Der EUGH in Luxemburg (Bild Chris Price)
(causasportnews / rem. / 4. Februar 2016) Nicht sonderlich überraschend hat der Gerichtshof der Europäischen Union (EUGH) den Fall „Ince“ (Rs. C-336/14) heute ganz im Sinne der Schlussanträge des Generalanwalts entschieden. Der betreffende Rechtsstreit war auf ein Strafverfahren gegen eine Gastwirtin zurückzuführen, die in ihrer in Deutschland befindlichen “Sportsbar” einen Automaten aufgestellt hatte, über den Sportwetten bei einem in Österreich ansässigen (und dort regulär lizenzierten) Anbieter abgeschlossen werden konnten. Die Barbetreiberin verfügte jedoch nicht über eine entsprechende Erlaubnis in Deutschland. Die Strafverfolgungsbehörden sahen darin eine unerlaubte Veranstaltung eines Glücksspiels, die gemäss § 284 des deutschen Strafgesetzbuches (StGB) sanktionierbar ist. Das Amtsgericht Sonthofen, das als erstinstanzliches Strafgericht mit dem Fall befasst ist, hat dem EUGH im Rahmen des entsprechenden Strafverfahrens mehrere Fragen zur Vorabentscheidung vorgelegt.
Von besonderer Bedeutung und Brisanz war im Verfahren vor dem EUGH vor allem die Feststellung des Generalanwalts, dass der Tatbestand von § 284 StGB “nicht verwirklicht” sei. Einer solchen Tatbestandsverwirklichung stünde der Umstand entgegen, dass die deutsche Regelung des Glücksspielsektors bereits wiederholt von deutschen Gerichten – in Anwendung der einschlägigen Grundsätze, die durch den EUGH entwickelt worden sind – als unionsrechtswidrig qualifiziert worden sei. Ungeachtet dessen, dass der nationale Gesetzgeber noch keine Massnahmen erlassen habe, um den unionsrechtswidrigen Zustand zu beheben, sei der entsprechenden nationalen Regelung unverzüglich jegliche Anwendung zu versagen. Dies betreffe nicht nur das in Deutschland errichtete Sportwettenmonopol, sondern auch die diesbezügliche Erlaubnispflicht für die Veranstaltung und Vermittlung von Sportwetten. Wenn nun aber der Erlaubnispflicht die Anwendung zu versagen sei, dürfe die ohne entsprechende Erlaubnis erfolgende Vermittlung von Sportwetten auch nicht nach § 284 StGB bestraft werden.
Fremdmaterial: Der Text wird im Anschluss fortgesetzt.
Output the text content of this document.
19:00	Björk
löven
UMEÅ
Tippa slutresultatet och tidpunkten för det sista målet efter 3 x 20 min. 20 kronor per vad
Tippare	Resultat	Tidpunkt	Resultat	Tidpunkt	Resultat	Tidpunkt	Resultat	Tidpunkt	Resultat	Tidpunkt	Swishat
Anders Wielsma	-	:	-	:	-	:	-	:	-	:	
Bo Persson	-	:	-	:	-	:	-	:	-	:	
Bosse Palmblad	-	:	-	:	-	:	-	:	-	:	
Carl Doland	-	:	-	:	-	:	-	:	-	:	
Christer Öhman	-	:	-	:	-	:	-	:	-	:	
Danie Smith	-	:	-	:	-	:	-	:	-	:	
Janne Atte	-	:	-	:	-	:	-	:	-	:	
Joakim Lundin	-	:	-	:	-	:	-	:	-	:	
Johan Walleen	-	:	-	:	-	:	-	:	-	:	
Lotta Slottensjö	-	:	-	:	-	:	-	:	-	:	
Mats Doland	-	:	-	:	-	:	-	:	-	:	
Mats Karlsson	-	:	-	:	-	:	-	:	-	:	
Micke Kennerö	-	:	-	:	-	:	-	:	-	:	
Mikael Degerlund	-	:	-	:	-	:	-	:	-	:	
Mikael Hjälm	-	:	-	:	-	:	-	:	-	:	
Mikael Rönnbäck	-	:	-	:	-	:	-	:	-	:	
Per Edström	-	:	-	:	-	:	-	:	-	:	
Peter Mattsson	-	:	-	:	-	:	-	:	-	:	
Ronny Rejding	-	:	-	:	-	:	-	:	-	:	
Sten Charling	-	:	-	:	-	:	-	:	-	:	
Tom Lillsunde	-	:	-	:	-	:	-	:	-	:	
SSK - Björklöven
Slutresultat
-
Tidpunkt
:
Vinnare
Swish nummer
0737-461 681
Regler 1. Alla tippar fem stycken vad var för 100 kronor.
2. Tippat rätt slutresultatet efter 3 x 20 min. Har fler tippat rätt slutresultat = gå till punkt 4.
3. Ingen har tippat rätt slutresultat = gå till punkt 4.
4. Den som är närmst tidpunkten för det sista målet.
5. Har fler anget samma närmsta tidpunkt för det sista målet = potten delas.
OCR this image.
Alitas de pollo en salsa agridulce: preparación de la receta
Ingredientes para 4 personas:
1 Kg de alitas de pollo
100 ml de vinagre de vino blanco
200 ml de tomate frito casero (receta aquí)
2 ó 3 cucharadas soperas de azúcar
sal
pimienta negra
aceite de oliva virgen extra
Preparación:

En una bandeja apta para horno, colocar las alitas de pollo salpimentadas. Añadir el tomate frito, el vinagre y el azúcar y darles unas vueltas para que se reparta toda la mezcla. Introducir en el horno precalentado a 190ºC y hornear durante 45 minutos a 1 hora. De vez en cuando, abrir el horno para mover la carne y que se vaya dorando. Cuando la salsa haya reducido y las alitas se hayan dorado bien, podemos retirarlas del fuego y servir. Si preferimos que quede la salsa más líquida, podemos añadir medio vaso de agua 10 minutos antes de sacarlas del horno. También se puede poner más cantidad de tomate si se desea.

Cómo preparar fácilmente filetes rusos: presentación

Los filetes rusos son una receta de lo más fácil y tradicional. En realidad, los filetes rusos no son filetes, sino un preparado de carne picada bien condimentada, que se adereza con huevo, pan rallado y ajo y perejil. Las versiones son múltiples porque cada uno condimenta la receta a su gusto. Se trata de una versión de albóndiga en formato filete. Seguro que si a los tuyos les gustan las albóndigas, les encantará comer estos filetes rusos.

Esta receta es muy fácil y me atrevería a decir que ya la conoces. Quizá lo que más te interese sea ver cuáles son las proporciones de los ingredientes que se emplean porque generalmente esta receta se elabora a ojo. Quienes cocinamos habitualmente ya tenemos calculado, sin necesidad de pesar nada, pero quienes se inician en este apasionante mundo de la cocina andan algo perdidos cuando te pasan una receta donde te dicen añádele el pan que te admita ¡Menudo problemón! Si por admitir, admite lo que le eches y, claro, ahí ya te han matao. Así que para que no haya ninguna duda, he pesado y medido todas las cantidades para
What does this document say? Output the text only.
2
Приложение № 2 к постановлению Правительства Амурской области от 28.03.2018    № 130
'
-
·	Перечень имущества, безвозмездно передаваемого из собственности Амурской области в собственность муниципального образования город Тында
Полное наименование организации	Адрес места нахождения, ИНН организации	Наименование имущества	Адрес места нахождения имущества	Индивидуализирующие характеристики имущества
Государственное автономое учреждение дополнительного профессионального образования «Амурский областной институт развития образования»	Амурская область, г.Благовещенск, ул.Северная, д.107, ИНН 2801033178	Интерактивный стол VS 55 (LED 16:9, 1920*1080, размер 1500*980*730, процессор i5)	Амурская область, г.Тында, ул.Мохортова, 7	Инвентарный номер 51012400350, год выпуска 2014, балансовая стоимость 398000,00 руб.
Die Richter am EUGH schlossen sich dieser Auffassung nunmehr an. Als Konsequenz des entsprechenden Urteils muss nicht nur die im vorliegend relevanten Ausgangsverfahren angeklagte Barbetreiberin freigesprochen werden. Vielmehr sind auch Strafverfahren in ähnlich gelagerten Fällen ausgeschlossen, was wiederum zur Folge hat, dass in Deutschland Sportwetten von Anbietern aus anderen EU-Mitgliedstaaten auch ohne deutsche Erlaubnis straflos vermittelt werden dürfen. Dies jedenfalls so lange, bis in Deutschland eine Regelung des Glücksspielsektors etabliert wird, die im Einklang mit dem EU-Recht steht.